Nel suo Dossier, Jameson cerca di smarcarsi da alcune categorie critiche fin troppo applicate alla prosa e al pensiero di Benjamin, o perlomeno di coglierle attraverso prospettive inedite. La concezione stessa di Benjamin come flâneur, concetto ripreso, a detta di Jameson erroneamente, dall’immaginario baudelairiano, si lega fino in fondo alla sua biografia, alla forte miopia che affliggeva il filosofo, costringendolo a scrutare le cose da molto vicino – un tratto, evidenzia Jameson, che lo accomunava a Nietzsche e anche a Joyce. Jameson invita inoltre a fare molta attenzione nell’affibiare a Benjamin l’etichetta di modernista, perché i termini come “moderno”, “modernità” o “modernismo” erano da lui ripresi soprattutto dalla letteratura di Baudelaire, da lui più volte indagata. “Benjamin possedeva senz’altro quel tratto tipico della feticizzazione modernista di tutto il che è nuovo, e lo sperimentalismo lo interessava molto”, rimarca Jameson, “ma la sua ostilità per l’estetica e l’estetizzazione gli precludevano quello che convenzionalmente consideriamo essere stato il telos del modernismo, così come lo troviamo in sequenze che vanno da Manet e gli impressionisti fino a Cézanne, da Mallarmé o Pound fino a Olson o Ashbey”.

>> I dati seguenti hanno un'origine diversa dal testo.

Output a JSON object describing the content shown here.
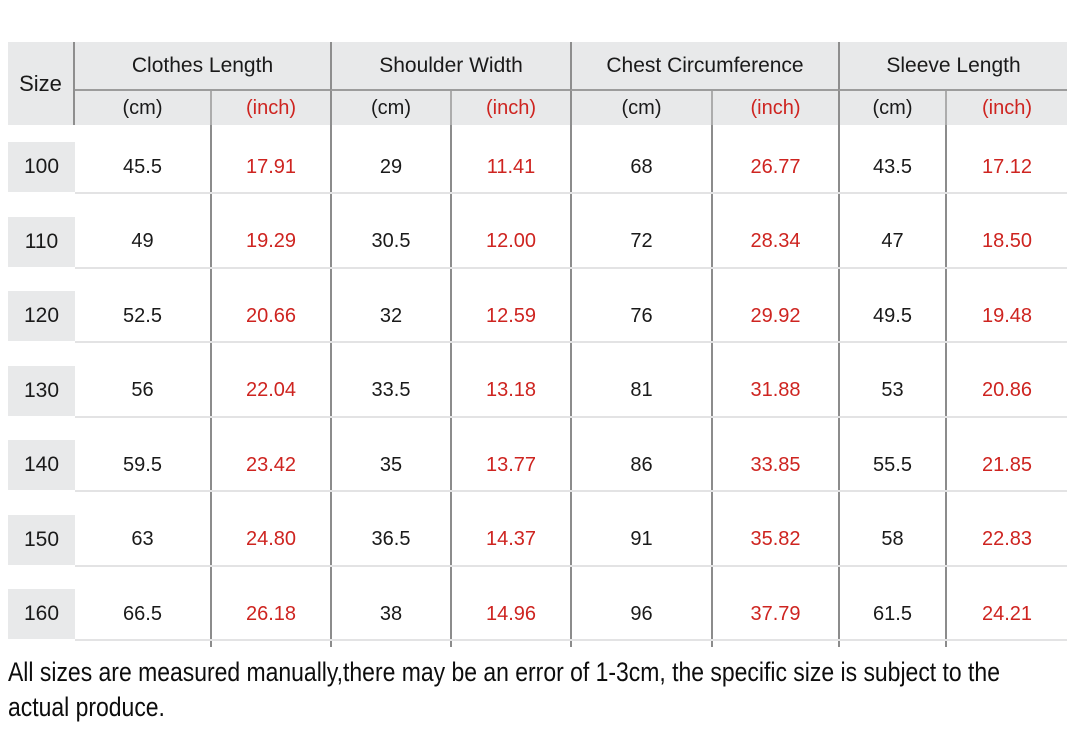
{
  "table": {
    "size_header": "Size",
    "unit_cm": "(cm)",
    "unit_inch": "(inch)",
    "groups": [
      {
        "label": "Clothes Length"
      },
      {
        "label": "Shoulder Width"
      },
      {
        "label": "Chest Circumference"
      },
      {
        "label": "Sleeve Length"
      }
    ],
    "rows": [
      {
        "size": "100",
        "cells": [
          "45.5",
          "17.91",
          "29",
          "11.41",
          "68",
          "26.77",
          "43.5",
          "17.12"
        ]
      },
      {
        "size": "110",
        "cells": [
          "49",
          "19.29",
          "30.5",
          "12.00",
          "72",
          "28.34",
          "47",
          "18.50"
        ]
      },
      {
        "size": "120",
        "cells": [
          "52.5",
          "20.66",
          "32",
          "12.59",
          "76",
          "29.92",
          "49.5",
          "19.48"
        ]
      },
      {
        "size": "130",
        "cells": [
          "56",
          "22.04",
          "33.5",
          "13.18",
          "81",
          "31.88",
          "53",
          "20.86"
        ]
      },
      {
        "size": "140",
        "cells": [
          "59.5",
          "23.42",
          "35",
          "13.77",
          "86",
          "33.85",
          "55.5",
          "21.85"
        ]
      },
      {
        "size": "150",
        "cells": [
          "63",
          "24.80",
          "36.5",
          "14.37",
          "91",
          "35.82",
          "58",
          "22.83"
        ]
      },
      {
        "size": "160",
        "cells": [
          "66.5",
          "26.18",
          "38",
          "14.96",
          "96",
          "37.79",
          "61.5",
          "24.21"
        ]
      }
    ]
  },
  "footer": {
    "note": "All sizes are measured manually,there may be an error of 1-3cm, the specific size is subject to the actual produce."
  },
  "colors": {
    "accent_red": "#ce2420",
    "header_background": "#e8e9ea",
    "grid_line_dark": "#8c8c8c",
    "grid_line_light": "#e3e3e4",
    "text": "#1a1a1a"
  }
}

Più che ad una estetizzazione, nella sua personalissima idea di rivoluzione culturale Benjamin puntava a una vera e propria politicizzazione, e non solo dell’arte, ma della vita tout court: bisogna rileggere bene il saggio sull’Opera d’arte nell’epoca della sua riproducibilità tecnica, suggerisce lo studioso… E proprio partendo dall’idea più celebre di quel saggio benjaminiano, la perdita dell’aura provocato dall’avvento del cinema e delle altre forme di arte “industriale”, Jameson cerca di trovare alternative e nuove vie in “momenti come quelli dei festival del cinema, che recuperano le molteplicità del cinema internazionale e mettono in mostra i prodotti di industrie cinematografiche minori, potrebbero senz’altro essere i luoghi dove esiste un’aura di tipo nuovo”.

“Benjamin ha cercato di usare la storia per trovare una soluzione alla storia”, è questa la chiastica conclusione di Jameson, che conclude il suo saggio ricordando il finale beffardo del Dottor Stranamore kubrickiano. Lo stesso Angelus Novus di Klee, eletto a Benjamin a suo personalissimo angelo della Storia, si fa portavoce di una chiliastica, paradossale apocalisse salvifica: “sarebbe un errore concludere che le ali dell’angelo, aperte come un ombrello rotto rovesciato dai venti di una bufera, stiano a significare ‘la fine della storia’. L’immagine, piuttosto, esprime l’esperienza della sconfitta, ponendo domande senza risposta su quale sarebbe il modo giusto di ricevere l’emozione messianica, ovvero la speranza”. La salvezza c’è per gli altri, non per noi, mormorava Kafka, echeggiava Benjamin.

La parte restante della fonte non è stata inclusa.